Sonne und Fingerspitzengefühl

Basilikum ist eine sonnenhungrige Pflanze. Sie liebt warme, windgeschützte Plätze und nährstoffreiche, lockere Erde. Ideal ist ein Standort auf Balkon, Fensterbank oder im Garten mit mindestens fünf Sonnenstunden pro Tag. Zugluft und Kälte verträgt Basilikum schlecht – unter zehn Grad stellt er das Wachstum ein.

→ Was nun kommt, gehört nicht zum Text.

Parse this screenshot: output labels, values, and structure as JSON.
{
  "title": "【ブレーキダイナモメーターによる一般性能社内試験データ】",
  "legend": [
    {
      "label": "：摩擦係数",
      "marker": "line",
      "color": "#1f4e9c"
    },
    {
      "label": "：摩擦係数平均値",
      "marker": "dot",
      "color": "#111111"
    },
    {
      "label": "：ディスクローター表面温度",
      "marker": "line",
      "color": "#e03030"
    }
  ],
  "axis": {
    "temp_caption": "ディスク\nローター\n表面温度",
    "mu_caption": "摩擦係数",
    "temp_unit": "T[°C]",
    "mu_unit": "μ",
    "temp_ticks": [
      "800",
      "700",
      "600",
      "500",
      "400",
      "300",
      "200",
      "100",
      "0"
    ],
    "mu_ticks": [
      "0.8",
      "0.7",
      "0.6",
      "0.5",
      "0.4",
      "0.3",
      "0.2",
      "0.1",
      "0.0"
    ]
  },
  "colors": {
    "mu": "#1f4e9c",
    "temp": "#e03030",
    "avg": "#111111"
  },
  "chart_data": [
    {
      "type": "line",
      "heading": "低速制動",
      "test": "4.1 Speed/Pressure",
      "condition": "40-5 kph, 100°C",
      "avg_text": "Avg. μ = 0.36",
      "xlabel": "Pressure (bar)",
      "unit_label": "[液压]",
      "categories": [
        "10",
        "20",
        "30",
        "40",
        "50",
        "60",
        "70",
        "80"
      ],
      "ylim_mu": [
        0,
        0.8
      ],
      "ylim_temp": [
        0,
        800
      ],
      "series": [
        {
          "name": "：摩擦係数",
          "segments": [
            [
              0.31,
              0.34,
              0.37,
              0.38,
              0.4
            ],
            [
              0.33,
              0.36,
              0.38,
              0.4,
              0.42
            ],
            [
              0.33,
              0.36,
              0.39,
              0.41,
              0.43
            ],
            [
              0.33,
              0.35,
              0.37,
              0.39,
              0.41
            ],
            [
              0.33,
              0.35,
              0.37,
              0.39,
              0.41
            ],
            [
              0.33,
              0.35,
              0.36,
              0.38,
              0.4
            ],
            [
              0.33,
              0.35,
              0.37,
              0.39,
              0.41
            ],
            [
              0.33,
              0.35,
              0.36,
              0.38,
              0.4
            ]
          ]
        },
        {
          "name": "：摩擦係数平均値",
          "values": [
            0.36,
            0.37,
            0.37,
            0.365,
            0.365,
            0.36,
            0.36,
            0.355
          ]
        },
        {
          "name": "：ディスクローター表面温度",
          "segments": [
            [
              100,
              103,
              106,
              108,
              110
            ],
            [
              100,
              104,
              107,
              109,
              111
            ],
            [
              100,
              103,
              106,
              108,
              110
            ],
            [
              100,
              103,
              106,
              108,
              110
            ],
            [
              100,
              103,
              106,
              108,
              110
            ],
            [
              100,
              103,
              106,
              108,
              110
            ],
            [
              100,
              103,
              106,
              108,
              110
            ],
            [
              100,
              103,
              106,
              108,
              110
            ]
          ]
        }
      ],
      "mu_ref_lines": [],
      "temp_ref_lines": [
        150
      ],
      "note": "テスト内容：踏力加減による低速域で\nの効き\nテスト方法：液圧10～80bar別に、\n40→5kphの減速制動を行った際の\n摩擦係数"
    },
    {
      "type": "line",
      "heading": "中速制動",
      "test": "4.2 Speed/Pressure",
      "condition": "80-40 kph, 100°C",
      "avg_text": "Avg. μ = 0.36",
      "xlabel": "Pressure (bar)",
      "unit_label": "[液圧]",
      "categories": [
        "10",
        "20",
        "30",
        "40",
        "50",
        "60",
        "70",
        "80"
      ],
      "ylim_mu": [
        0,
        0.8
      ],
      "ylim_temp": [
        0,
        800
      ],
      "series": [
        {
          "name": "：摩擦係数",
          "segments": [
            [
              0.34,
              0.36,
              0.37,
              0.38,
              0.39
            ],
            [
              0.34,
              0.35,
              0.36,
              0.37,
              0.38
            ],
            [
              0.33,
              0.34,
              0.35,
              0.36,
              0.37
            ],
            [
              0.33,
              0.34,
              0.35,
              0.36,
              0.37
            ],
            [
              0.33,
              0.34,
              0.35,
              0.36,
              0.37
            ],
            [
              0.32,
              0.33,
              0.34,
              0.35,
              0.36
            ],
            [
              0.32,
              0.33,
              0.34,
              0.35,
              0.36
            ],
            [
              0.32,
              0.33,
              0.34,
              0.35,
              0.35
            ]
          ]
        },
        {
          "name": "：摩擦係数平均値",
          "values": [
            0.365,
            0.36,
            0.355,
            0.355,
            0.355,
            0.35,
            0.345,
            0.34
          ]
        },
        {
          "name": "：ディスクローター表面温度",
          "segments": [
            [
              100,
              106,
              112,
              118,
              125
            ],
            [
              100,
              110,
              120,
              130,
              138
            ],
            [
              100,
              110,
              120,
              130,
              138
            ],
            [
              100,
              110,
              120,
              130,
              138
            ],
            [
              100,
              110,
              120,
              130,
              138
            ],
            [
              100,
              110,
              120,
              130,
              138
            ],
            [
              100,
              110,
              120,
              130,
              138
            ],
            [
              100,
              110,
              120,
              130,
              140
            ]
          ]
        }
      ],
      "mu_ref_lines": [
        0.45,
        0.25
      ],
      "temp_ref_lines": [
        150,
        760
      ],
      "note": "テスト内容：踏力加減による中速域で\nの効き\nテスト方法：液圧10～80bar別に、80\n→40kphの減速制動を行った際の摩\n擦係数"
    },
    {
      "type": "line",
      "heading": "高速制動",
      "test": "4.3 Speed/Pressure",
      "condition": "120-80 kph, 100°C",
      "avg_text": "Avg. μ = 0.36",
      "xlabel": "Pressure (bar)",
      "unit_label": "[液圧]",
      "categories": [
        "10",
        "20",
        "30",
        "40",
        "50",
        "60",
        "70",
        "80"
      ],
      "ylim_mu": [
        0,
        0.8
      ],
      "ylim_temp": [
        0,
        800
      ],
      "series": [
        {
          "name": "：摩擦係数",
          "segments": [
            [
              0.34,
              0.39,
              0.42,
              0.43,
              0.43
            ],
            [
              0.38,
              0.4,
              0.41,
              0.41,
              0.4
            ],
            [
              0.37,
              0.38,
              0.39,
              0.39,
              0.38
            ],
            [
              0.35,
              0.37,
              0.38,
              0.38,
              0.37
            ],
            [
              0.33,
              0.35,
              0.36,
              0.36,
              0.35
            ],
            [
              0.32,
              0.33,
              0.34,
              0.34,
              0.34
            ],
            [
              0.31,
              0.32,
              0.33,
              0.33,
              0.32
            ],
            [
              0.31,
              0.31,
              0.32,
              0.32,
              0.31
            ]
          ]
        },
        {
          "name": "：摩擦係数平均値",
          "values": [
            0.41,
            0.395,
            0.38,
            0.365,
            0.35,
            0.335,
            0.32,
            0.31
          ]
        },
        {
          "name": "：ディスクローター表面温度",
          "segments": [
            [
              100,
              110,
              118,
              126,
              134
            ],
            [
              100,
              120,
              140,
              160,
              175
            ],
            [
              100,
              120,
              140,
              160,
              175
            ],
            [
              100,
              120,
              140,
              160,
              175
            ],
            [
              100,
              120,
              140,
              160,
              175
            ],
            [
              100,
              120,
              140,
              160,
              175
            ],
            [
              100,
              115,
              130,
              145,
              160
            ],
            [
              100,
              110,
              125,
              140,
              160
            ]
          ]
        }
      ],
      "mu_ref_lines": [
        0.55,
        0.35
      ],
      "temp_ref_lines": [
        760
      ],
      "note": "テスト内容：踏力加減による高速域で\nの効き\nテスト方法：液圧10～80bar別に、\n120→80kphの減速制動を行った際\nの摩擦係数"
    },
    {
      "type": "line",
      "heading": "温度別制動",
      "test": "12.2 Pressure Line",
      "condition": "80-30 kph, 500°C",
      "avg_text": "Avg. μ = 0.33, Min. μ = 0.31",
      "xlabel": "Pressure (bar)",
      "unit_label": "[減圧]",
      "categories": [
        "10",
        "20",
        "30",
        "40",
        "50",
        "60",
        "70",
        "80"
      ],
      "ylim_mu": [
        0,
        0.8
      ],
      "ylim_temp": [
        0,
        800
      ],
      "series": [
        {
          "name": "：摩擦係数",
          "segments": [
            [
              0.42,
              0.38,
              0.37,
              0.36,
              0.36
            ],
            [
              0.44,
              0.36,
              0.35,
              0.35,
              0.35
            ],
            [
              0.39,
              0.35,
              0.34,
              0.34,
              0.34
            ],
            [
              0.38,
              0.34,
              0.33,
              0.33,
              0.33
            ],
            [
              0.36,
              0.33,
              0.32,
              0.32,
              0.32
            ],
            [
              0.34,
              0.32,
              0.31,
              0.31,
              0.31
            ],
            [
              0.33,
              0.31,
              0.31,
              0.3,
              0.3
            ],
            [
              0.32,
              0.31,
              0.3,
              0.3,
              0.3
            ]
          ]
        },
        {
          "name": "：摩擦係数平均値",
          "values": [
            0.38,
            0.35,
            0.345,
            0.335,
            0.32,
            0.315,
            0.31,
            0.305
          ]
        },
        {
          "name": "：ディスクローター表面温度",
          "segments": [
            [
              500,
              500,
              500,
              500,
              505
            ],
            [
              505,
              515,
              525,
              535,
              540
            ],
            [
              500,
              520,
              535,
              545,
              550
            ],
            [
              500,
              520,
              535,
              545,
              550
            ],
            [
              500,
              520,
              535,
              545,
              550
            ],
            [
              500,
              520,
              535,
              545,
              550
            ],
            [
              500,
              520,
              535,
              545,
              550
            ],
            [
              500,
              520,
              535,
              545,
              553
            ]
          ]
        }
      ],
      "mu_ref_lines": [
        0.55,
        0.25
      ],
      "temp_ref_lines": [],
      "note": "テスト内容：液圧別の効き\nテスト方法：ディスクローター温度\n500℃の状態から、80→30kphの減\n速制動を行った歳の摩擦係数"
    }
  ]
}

Die Pflanze braucht regelmässige, aber vorsichtige Wassergaben. Die Erde sollte stets leicht feucht, aber nie nass sein, denn Staunässe lässt die Wurzeln faulen. Am besten morgens giessen, direkt an der Erde und nicht über die Blätter, sonst droht Pilzbefall. Beim Ernten gilt: nie einzelne Blätter zupfen, sondern stets ganze Triebe oberhalb eines Blattpaares schneiden.So treibt die Pflanze buschig nach und bleibt lange produktiv. Wer Blütenstände rechtzeitig entfernt, verlängert die Erntezeit. Lässt man sie stehen, freuen sich dafür Bienen und Schwebfliegen über wertvollen Nektar.

Vermehren leicht gemacht

Basilikum lässt sich ganz einfach vermehren. Dazu schneidet man zehn Zentimeter lange Triebe und stellt sie in ein Glas mit Wasser. Schon nach einer Woche bilden sich Wurzeln, dann können die Stecklinge in Erde gesetzt werden. Alternativ lässt sich Basilikum auch aus Samen ziehen: Die feinen Körnchen auf feuchte Erde streuen, nur leicht andrücken und warm stellen. Licht ist wichtig, denn Basilikum ist ein sogenannter Lichtkeimer.

Sommer im Blatt

Wer das Kraut über längere Zeit frisch halten will, pflanzt es am besten in etwas grössere Töpfe um. Handelsübliche Supermarkt-Basilikums sind meist zu dicht gesät; Pikieren hilft, dass sie kräftiger weiterwachsen.

Das feine, pfeffrig-süsse Aroma stammt übrigens von ätherischen Ölen wie Eugenol und Linalool. Sie wirken antibakteriell, fördern die Verdauung und gelten als stimmungsaufhellend. In der Küche sollte Basilikum stets frisch verwendet und erst am Schluss über das Gericht gegeben werden – Hitze zerstört seine Öle. Kleiner Tipp: Wer den Sommer konservieren möchte, legt die Blätter in Öl ein oder friert sie als Pesto ein.